Standing with Woolman were plenty of other seasonal and part-time employees who also sought better jobs. Some were older, dressed in suits and carrying several copies of freshly printed resumes. Others wore jeans and swapped tips on how to interview successfully.

After making it to the end of the line, Idaho Department of Labor representatives greeted the applicants at the entrance of the interview room. After standing for more than an hour, applicants were allowed a chance to sit while waiting on an interview with a Chobani representative.

Chobani will eventually hire 400 employees to run the new plant, but won’t hire them all at once, said Eric Nielson, the company’s human resource manager.

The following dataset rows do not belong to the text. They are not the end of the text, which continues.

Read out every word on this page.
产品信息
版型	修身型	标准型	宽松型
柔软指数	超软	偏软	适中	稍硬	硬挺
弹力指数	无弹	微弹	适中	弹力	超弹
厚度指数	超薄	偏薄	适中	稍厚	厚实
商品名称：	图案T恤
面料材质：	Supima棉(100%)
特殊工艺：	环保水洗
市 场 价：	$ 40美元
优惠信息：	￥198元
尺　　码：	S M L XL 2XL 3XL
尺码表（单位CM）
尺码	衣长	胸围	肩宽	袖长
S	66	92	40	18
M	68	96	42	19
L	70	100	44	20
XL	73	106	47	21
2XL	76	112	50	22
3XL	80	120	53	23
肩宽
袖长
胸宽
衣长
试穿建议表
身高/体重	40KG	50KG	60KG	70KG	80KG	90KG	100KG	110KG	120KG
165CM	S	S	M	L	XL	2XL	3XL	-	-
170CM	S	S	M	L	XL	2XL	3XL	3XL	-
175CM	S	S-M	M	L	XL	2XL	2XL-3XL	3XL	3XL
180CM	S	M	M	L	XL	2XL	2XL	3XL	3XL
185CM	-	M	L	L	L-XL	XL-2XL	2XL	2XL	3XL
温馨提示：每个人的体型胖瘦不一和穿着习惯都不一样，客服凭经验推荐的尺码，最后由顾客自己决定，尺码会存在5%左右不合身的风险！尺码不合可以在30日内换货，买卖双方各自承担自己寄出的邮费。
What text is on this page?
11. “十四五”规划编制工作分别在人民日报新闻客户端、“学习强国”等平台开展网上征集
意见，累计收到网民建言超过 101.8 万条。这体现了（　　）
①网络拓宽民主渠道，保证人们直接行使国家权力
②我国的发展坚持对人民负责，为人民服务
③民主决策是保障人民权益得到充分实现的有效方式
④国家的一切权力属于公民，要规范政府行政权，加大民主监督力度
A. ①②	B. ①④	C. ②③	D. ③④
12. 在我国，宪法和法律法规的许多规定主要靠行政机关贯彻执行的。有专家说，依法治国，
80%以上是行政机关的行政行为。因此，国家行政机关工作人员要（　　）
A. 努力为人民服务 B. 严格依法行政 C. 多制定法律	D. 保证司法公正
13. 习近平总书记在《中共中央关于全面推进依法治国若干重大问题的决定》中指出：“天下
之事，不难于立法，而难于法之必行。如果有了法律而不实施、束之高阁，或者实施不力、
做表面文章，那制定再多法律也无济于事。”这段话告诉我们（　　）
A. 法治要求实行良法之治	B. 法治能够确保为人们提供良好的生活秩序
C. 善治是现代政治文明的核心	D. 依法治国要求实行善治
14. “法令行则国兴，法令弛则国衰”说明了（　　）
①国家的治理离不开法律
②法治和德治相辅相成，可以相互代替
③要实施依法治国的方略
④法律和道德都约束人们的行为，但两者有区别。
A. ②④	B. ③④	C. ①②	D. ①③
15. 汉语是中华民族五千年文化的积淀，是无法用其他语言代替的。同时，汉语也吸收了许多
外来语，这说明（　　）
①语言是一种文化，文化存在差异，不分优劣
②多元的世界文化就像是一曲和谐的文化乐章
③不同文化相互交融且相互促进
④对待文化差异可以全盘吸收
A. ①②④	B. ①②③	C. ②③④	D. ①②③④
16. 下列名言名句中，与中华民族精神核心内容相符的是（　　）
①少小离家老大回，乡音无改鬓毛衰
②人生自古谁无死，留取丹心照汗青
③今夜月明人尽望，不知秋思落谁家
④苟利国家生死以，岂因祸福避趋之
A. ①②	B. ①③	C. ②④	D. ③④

“When we open in the summer, we won’t be running at full capacity,” he said. “We’ll begin operating in phases. It may take a few months before we need the full 400 jobs.”

For Woolman, the job fair was a chance to land a permanent job. After working a series of seasonal stints for the past few months, the Hagerman resident is looking for full-time work.

The promise of most of Chobani’s wages starting at $14 per hour was another incentive for his interest.

By the time the grand opening was held in December 2012, the local NPR affiliate offered this slightly less boosterish report:

In November 2011, the New York-based Greek yogurt maker Chobani announced plans to build a multimillion dollar manufacturing facility in Twin Falls, Idaho, with plans to hire 400 people.

Today, 13 months later, Chobani’s Twin Falls facility holds its grand opening. New numbers show the yogurt maker hired fewer people than expected, and collected more subsidies than first reported.

A press release for today’s event says Chobani is opening with “over 300″ employees.The New York Times reports the Twin Falls facility has 300 employees. That’s 100 fewer jobs than Chobani first announced, but Twin Falls City Manager Travis Rothweiler says there are more jobs to come. He anticipates Chobani will employ up to 500 people once the facility is running at full capacity.

Breitbart News has found no evidence that local media outlets in the area – the Twin Falls Times-News, KMVT television, or the Idaho Statesman – were aware of or reported on the significant increase in active TB cases diagnosed in the Twin Falls area between 2012 and 2014.